Nutrition Facts : @context http, Calories 258, UnsaturatedFat 3 grams, Carbohydrate 40 grams, Fat 10 grams, Fiber 4 grams, Protein 5 grams, SaturatedFat 6 grams, Sodium 623 milligrams, Sugar 19 grams, TransFat 0 grams
POTATO, CELERY ROOT, AND JERUSALEM ARTICHOKE PURéE
Steps:
- 1. Fill a large bowl with water, squeeze the half lemon into it, and then add the lemon half as well, Peel the potatoes and the Jerusalem artichokes, placing them directly in the acidulated water.
- 2. Bring plain water to a boil in the bottom of a vegetable steamer. Place the celery root in the top and cook until it begins to turn tender, 10 minutes. Add the potatoes and cook until the celery root is nearly tender through, 10 minutes.
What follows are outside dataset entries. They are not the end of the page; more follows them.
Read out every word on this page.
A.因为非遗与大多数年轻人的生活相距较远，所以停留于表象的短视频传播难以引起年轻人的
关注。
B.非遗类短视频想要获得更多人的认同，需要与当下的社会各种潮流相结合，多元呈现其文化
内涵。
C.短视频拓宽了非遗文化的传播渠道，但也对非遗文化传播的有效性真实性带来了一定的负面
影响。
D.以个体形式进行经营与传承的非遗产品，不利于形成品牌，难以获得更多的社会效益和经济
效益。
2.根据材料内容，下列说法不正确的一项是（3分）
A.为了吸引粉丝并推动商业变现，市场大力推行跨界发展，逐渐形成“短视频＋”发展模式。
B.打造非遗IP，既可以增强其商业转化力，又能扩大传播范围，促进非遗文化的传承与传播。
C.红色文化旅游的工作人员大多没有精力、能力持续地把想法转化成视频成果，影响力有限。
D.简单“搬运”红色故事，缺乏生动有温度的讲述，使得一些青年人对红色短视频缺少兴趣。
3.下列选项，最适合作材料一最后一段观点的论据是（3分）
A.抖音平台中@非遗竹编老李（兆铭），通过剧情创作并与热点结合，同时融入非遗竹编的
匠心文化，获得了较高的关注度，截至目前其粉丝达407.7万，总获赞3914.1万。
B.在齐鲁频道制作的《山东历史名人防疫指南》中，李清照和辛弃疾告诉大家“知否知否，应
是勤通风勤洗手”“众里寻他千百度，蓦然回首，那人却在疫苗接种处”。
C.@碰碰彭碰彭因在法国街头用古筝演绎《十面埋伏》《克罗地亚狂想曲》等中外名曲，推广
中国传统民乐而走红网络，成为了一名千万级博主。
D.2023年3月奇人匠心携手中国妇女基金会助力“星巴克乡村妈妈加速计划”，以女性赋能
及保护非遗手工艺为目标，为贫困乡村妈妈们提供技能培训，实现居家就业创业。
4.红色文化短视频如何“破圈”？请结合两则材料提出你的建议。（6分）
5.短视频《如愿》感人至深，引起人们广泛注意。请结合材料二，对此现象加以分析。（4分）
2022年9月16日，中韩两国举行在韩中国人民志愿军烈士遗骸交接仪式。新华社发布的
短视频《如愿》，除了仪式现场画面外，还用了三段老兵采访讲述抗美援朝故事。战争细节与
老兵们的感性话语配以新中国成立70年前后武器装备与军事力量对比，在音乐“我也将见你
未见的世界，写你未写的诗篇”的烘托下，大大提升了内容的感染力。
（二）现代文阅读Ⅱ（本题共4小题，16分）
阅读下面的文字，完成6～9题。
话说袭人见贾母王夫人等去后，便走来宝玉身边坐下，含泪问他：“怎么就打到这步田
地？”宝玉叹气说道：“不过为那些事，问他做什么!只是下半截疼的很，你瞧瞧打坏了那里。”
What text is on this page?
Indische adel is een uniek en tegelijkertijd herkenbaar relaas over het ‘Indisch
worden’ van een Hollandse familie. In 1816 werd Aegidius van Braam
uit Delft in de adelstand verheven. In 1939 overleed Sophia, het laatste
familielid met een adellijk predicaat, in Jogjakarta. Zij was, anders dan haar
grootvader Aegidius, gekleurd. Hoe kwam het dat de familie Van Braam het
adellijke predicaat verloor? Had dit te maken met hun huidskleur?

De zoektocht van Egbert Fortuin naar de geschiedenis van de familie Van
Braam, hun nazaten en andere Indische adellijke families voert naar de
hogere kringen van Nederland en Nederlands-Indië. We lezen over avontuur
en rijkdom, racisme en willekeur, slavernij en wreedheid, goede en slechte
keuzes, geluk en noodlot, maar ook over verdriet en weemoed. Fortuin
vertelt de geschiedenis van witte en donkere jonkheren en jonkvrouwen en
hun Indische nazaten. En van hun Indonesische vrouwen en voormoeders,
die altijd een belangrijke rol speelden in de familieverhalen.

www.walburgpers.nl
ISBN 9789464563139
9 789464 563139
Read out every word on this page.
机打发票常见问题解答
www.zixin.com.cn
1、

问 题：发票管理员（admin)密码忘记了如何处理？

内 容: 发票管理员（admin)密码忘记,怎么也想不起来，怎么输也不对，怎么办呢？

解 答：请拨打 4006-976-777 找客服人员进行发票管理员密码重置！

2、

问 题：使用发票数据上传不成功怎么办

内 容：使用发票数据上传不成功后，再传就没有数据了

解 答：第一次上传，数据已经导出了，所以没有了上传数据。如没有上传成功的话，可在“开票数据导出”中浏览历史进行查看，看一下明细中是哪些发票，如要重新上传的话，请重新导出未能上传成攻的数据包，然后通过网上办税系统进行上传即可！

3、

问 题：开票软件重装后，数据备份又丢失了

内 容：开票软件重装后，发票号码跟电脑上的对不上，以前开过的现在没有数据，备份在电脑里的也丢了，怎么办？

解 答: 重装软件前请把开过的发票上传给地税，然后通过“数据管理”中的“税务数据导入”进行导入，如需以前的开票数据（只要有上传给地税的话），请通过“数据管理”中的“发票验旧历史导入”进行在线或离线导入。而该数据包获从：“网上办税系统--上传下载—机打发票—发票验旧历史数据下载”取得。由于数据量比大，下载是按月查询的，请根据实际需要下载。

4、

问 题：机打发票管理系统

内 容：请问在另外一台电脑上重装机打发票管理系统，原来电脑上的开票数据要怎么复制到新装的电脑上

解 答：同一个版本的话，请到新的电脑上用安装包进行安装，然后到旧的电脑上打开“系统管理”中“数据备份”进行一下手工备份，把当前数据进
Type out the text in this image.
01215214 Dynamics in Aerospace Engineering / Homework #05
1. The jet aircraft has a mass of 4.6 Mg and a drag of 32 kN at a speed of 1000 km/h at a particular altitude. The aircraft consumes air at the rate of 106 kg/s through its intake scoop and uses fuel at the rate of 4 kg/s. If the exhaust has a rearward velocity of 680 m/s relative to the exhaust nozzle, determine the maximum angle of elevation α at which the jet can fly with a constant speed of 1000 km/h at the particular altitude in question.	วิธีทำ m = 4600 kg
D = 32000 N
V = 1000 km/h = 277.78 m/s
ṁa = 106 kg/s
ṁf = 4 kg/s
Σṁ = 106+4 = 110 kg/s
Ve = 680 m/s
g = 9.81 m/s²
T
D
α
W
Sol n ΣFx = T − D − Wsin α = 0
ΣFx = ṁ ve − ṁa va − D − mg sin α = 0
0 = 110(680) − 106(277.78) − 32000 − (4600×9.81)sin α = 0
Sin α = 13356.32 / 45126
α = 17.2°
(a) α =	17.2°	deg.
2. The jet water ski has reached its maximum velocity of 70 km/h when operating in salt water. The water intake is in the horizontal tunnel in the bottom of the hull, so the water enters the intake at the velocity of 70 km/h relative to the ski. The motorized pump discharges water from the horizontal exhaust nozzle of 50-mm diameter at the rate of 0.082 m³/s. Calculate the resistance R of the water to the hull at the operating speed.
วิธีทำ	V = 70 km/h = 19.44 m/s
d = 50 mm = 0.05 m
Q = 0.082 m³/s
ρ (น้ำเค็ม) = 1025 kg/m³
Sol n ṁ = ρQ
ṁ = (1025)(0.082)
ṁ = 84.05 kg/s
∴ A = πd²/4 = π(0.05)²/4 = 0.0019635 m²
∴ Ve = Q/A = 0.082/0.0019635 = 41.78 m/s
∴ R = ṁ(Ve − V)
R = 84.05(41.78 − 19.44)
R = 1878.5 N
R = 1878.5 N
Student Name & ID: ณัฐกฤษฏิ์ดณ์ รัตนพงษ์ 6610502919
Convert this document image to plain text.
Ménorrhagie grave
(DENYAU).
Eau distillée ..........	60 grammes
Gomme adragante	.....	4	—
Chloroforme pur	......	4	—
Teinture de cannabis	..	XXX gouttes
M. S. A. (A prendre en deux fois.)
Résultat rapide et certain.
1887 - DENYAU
Then add the Jerusalem artichokes and cook until they are tender through, about 10 minutes.
- 3. Transfer the vegetables to a large bowl, of to the bowl of an electric mixer fitted with the dough blade, and blend to a consistent but slightly chunky purée (do not puré them in a food processor or they will turn to glue). Add the butter and continue mixing until it is incorporated. Season to taste with salt and pepper, and serve piping hot.
Tips:
- Choose the right vegetables: Look for firm, unblemished vegetables with no signs of sprouting or bruising. Organic vegetables are a great option if available.
- Clean and peel the vegetables: Scrub the vegetables well under running water to remove any dirt or debris. Peel the vegetables using a sharp knife or vegetable peeler.
- Cut the vegetables into uniform pieces: This will help them cook evenly. For this recipe, cut the vegetables into 1-inch pieces.
- Use a heavy-bottomed pot: A heavy-bottomed pot will help to distribute the heat evenly and prevent the vegetables from scorching.
- Add aromatics: Aromatics, such as garlic, onion, and celery, will add flavor to the dish. Sauté them in a little bit of olive oil or butter until they are softened.
- Add the vegetables and broth: Add the chopped vegetables to the pot along with the vegetable broth. Bring the mixture to a boil, then reduce the heat to low and simmer for 15-20 minutes, or until the vegetables are tender.
- Season the soup: Once the vegetables are tender, season the soup with salt, pepper, and any other desired seasonings. You can also add a squeeze of lemon juice or a dollop of sour cream for extra flavor.
- Serve the soup: Serve the soup hot, garnished with fresh herbs or a drizzle of olive oil.
Conclusion:
This potato, celery root, and Jerusalem artichoke puree is a delicious and nutritious way to enjoy these healthy vegetables. It is a great soup to serve as a starter or main course, and it is also a good option for packed lunches. With its creamy texture and flavorful broth, this soup is sure to be a hit with everyone who tries it.